Le KOF, le Centre de recherches conjoncturelles de l’Ecole polytechnique fédérale de Zurich (ETH Zurich), a présenté début décembre l’édition 2023 de son «Indice de la mondialisationLien externe», portant sur l’année 2021.
Et cette année encore, la Suisse se classe en tête des pays les plus mondialisés avec un score global de 91/100 (100 correspondant à une mondialisation «totale»), suivie par la Belgique et les Pays-Bas, qui obtiennent chacun 90/100. Au cours de la dernière décennie, ces trois pays ont toujours trusté le podium.

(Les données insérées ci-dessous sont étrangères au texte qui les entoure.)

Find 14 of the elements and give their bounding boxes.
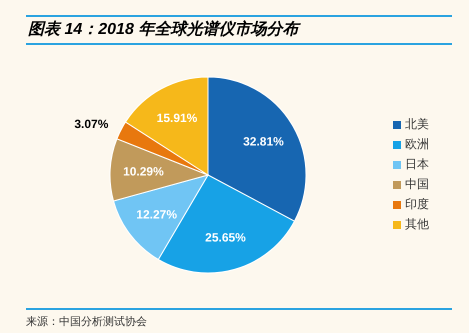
chart-title: 图表 14：2018 年全球光谱仪市场分布 [26, 17, 452, 43]
legend-label: 欧洲 [405, 137, 429, 151]
data-label: 15.91% [156, 111, 198, 126]
data-label: 32.81% [243, 134, 284, 149]
data-label: 12.27% [136, 207, 178, 222]
data-label: 25.65% [205, 230, 246, 244]
legend-label: 中国 [405, 177, 429, 191]
legend-label: 日本 [405, 157, 429, 171]
data-label: 10.29% [123, 164, 164, 178]
legend-label: 北美 [405, 117, 429, 131]
legend-label: 其他 [405, 217, 429, 231]
source-note: 来源：中国分析测试协会 [26, 310, 452, 329]
legend-label: 印度 [405, 197, 429, 211]
data-label: 3.07% [74, 116, 109, 131]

La Suisse obtient aussi des scores élevés dans d’autres mesures de l’interconnexion mondiale, comme le DHL Global Connectedness IndexLien externe, dont la dernière version est parue en février 2023, qui classe le pays alpin 4e derrière les Pays-Bas, Singapour et la Belgique.
Alors, comment un pays sans accès à la mer et dont la ville la plus peuplée n’atteint pas les 500’000 habitants peut-il être le plus mondialisé?
Peut-on vraiment mesurer la mondialisation?
Il existe différentes définitions de la mondialisation, donc différentes façons de la mesurer. Quelques indicateurs cherchent à quantifier le degré d’intégration des pays dans les flux mondiaux, d’autres se concentrent sur quelques critères économiques et financiers.
L’indice établi par le centre de recherches de l’ETH Zurich est l’un des plus cités, car il permet d’établir des comparaisons internationales et d’observer les évolutions depuis 1970.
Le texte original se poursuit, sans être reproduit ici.